En 1964, Jonas Mekas presentó en el Gramercy Arts Theater Sleep una película experimental de Andy Warhol —considerada una anti-película, según el mismo artista— de más de cinco horas de duración, donde se filma como John Giorno, su amante y confidente, se echa una larga y parsimonia cabezada para deleite del público. Cuenta la leyenda (Wikipedia) que solo nueve personas asistieron a su estreno, dos de las cuales abandonaron la sala en la primera hora. Unas décadas más tarde, Radu Jude vuelve a enfrentar al espectador con una especie de secuela, aunque puede que de una forma más ligera y menos extenuante que su antecesora. Sleep #2 funciona como film ensayístico donde el rumano se dedica a confeccionar un ‹collage› a través del cual, durante sesenta minutos, inserta imágenes de la EarthCam pinchando el nicho del precursor del ‹pop art›, situado en cementerio de Bethel Park, en Pittsburgh, Pennsylvania. Así reposa Warhol en su sendero hacía la inmortalidad.
A través del ‹found footage› directo, Jude sintetiza en Sleep #2 el peregrinaje a la sepultura de Warhol, construyendo una suerte de contrarrelato, desafiando toda narrativa —la inventiva se halla en el montaje, en la selección del cineasta, en su decisión, en lo que nos quiere mostrar y en lo que descarta— mediante la compaginación de gags naturalistas —directamente, instantáneas que están ocurriendo de verdad— y que desprenden su característico sentido del humor y sarcasmo para así trazar y elaborar un alegato social —como lo haría por ejemplo y en su medida, Chris Marker, referente de ‹desktop films› elaborados con metraje encontrado—. De este modo, Sleep #2 incluye una generosa profusión de escenas situacionales que incluyen el reposo solitario de la tumba; su “profanación” mediante la intervención curiosa de la fauna —ya sean ardillas o cervatillos—; la conquista de la germinación de la maleza y la flora; su cuidado —mediante el trabajo de operarios jardineros— o la visita cálida y mitómana de los transeúntes, que rinden tributo al monumento funerario.
Jude, además, aprovecha lo que tiene delante para configurar una cinta que sirve como radiografía sociológica del postmodernismo, exhibiendo la función ritual de los lechos, así como la sacralización de la era moderna: desfilan por la pantalla cuantiosos grupúsculos de fieles seguidores nostálgicos armados de guitarras, cartas o latas de sopa Campbell. Son las nuevas ofrendas divinas. Y para inmortalizar la romería, cómo no, se manifiesta un sinfín de ‹selfies› y fotografías de recuerdo. Son postales con la lápida de fondo. Así es como el cineasta logra construir, más que un relato, un alegato poético sobre la vida y la muerte solo interrumpido por el sonido diegético —marcado por las regadoras de césped, las cigarras y el pío-pío de los pájaros y murmullos a lo lejos o el silencio nunca absoluto de la noche— o bien por los reposados ‹haikus› de Yosa Buson, Matsuo Bashō, Shoha, ex-sudantes de nostalgia estoica y una asunción reveladoramente existencialista.

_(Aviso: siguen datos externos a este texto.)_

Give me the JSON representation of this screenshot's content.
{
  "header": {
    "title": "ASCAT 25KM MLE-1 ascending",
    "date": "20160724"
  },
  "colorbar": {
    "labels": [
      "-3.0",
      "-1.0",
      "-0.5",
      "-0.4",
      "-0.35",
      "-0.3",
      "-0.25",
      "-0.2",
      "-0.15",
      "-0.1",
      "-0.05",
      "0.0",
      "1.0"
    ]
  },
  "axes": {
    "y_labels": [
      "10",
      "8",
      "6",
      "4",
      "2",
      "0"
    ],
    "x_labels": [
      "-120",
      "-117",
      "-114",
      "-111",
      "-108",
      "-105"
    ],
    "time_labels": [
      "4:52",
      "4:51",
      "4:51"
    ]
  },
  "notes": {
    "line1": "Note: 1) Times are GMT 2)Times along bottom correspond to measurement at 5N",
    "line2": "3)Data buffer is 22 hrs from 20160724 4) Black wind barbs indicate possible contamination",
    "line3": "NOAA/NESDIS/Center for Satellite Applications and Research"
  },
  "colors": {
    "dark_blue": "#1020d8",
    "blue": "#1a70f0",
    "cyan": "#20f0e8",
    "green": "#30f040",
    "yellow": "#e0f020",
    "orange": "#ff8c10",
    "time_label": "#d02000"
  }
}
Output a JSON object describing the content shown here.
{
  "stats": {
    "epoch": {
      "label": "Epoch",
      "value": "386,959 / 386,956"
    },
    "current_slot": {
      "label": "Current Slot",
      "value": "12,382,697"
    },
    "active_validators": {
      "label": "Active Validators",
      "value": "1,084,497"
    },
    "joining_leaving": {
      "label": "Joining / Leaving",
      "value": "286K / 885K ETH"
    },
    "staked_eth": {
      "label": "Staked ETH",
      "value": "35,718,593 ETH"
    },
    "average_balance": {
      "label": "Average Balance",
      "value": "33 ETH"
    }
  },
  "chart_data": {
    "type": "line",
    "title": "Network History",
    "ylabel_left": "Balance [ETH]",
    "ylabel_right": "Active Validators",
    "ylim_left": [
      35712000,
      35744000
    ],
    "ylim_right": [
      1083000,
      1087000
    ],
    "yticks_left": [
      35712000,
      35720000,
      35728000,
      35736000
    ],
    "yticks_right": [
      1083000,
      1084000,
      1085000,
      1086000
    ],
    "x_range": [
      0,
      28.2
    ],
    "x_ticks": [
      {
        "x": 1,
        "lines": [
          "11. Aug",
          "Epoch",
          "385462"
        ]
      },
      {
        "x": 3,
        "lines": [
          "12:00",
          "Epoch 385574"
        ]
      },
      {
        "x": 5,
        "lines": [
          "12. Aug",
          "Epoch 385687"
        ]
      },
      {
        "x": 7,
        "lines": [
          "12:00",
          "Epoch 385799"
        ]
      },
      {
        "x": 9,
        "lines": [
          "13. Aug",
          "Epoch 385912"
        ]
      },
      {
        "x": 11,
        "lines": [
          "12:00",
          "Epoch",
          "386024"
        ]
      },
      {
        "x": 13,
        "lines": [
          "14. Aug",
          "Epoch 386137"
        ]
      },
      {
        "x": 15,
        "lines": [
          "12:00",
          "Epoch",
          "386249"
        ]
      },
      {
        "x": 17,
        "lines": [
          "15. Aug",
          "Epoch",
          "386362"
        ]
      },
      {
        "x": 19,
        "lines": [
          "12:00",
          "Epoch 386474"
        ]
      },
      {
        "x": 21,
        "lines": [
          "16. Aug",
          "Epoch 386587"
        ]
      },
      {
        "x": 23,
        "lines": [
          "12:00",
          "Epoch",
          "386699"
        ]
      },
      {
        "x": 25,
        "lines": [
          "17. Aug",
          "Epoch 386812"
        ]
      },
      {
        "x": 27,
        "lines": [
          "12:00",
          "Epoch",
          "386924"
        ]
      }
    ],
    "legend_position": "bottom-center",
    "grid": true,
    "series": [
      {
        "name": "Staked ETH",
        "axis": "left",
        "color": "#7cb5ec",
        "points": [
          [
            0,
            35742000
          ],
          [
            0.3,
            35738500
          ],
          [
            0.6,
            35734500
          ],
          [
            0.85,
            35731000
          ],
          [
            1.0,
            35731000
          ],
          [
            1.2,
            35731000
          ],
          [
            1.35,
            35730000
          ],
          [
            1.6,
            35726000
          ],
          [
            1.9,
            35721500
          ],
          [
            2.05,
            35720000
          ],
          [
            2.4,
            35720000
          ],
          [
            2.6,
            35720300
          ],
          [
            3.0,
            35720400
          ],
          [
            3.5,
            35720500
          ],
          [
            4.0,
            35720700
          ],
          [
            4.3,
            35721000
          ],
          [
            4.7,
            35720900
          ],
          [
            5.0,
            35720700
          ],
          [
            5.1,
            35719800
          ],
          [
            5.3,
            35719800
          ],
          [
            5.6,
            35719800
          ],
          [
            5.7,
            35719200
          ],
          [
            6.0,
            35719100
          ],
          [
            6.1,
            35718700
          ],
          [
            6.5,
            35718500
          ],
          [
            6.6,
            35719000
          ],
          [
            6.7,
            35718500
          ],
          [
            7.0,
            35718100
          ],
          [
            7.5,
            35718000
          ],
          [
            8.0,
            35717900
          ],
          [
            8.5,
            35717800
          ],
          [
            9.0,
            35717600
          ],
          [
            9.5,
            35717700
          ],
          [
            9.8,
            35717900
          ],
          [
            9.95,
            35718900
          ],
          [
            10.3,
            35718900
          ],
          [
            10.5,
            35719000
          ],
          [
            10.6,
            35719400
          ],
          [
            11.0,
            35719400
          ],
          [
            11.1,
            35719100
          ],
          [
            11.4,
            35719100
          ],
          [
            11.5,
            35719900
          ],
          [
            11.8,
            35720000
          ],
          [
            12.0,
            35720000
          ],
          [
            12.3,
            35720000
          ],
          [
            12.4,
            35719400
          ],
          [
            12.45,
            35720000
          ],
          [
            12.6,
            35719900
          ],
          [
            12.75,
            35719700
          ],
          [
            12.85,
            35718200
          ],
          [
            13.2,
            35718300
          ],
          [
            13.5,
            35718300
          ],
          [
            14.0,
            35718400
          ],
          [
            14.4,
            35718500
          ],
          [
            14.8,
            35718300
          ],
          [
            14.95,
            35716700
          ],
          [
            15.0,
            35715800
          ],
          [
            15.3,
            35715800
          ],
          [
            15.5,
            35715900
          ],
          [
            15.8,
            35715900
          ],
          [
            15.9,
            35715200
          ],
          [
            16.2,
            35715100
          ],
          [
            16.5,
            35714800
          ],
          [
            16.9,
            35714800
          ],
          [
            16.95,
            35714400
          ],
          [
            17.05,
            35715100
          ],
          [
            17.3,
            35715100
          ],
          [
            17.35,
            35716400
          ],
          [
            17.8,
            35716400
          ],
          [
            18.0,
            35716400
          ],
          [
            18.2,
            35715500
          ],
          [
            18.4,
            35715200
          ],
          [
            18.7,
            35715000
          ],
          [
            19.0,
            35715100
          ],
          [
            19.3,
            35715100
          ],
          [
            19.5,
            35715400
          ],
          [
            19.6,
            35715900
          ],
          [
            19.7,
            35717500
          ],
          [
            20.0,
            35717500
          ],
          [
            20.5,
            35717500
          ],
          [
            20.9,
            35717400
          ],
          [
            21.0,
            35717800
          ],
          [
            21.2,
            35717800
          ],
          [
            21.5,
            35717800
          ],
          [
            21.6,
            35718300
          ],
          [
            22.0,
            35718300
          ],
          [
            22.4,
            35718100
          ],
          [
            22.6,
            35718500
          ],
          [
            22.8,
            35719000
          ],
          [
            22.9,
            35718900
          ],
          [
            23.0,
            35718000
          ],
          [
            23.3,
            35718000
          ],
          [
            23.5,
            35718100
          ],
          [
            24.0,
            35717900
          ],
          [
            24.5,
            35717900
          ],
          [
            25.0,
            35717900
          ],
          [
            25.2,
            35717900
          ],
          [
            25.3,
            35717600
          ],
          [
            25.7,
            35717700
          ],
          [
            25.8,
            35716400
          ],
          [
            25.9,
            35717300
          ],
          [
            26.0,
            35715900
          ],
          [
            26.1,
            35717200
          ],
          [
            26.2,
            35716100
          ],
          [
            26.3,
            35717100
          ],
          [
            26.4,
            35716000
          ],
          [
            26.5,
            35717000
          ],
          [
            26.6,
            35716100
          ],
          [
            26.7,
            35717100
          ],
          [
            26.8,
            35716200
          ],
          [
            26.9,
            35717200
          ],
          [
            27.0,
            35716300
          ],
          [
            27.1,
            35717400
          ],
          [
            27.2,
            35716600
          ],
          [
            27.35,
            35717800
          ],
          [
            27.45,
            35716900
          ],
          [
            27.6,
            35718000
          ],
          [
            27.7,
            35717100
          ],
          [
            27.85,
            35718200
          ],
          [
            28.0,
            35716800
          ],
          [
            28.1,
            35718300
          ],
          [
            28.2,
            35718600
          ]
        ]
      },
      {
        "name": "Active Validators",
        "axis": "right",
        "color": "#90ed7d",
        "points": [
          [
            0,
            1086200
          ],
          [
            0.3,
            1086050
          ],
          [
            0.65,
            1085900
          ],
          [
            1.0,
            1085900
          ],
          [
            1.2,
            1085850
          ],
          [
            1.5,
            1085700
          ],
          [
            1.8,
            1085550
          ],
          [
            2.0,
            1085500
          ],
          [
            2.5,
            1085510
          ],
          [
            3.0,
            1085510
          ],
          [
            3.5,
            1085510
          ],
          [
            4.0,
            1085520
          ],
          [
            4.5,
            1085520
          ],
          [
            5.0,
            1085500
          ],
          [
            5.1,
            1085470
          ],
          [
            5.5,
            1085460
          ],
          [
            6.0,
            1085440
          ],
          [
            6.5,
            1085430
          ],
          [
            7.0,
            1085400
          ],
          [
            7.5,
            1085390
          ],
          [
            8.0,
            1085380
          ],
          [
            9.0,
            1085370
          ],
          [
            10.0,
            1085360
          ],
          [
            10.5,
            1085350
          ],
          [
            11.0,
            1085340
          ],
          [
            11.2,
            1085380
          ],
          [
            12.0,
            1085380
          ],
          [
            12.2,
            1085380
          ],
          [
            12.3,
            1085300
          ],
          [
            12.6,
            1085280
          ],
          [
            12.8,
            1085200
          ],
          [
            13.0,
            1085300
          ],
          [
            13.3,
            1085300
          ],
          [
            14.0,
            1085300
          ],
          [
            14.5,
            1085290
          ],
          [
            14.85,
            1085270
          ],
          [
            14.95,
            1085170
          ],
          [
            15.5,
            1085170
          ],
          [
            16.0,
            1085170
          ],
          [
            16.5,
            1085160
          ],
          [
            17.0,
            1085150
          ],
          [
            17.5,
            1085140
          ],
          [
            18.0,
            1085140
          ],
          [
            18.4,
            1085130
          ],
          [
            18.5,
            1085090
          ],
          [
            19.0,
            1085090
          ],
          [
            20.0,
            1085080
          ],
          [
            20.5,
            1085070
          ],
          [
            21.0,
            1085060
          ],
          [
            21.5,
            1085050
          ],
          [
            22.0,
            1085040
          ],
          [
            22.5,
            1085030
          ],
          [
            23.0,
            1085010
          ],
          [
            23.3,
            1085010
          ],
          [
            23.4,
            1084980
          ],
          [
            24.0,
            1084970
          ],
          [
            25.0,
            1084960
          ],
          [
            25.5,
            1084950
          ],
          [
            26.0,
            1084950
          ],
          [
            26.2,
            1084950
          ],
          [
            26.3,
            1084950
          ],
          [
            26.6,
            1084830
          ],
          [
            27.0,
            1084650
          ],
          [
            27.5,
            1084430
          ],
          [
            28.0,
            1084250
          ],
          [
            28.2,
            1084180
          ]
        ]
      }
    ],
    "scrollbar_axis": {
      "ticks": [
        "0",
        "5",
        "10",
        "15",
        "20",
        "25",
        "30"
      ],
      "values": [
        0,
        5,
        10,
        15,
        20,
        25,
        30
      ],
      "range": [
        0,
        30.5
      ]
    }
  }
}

Acaso la muerte sea meramente eso: un plano fijo, pixelado, colocado ante una losa. Un vaivén de secuencias obtusamente renderizadas, que sirven, a través del montaje de Radu Jude, como contemplación ultranaturalista, lograda gracias a la tecnología de una cámara que registra los cambios de ciclo estacionales, como lo haría Michelangelo Frammartino en Le quattro volte. Ahí reside, quizás también, otra idea: la lucha entre lo atávico y lo nuevo; el combate a muerte entre un viejo mundo y un imperio. Jude ha captado las pirámides egipcias de nuestro presente. Sea cual sea el caso y el resultado, si algo nos transmite Sleep #2 es que los ídolos jamás estarán solos en su descanso mortuorio.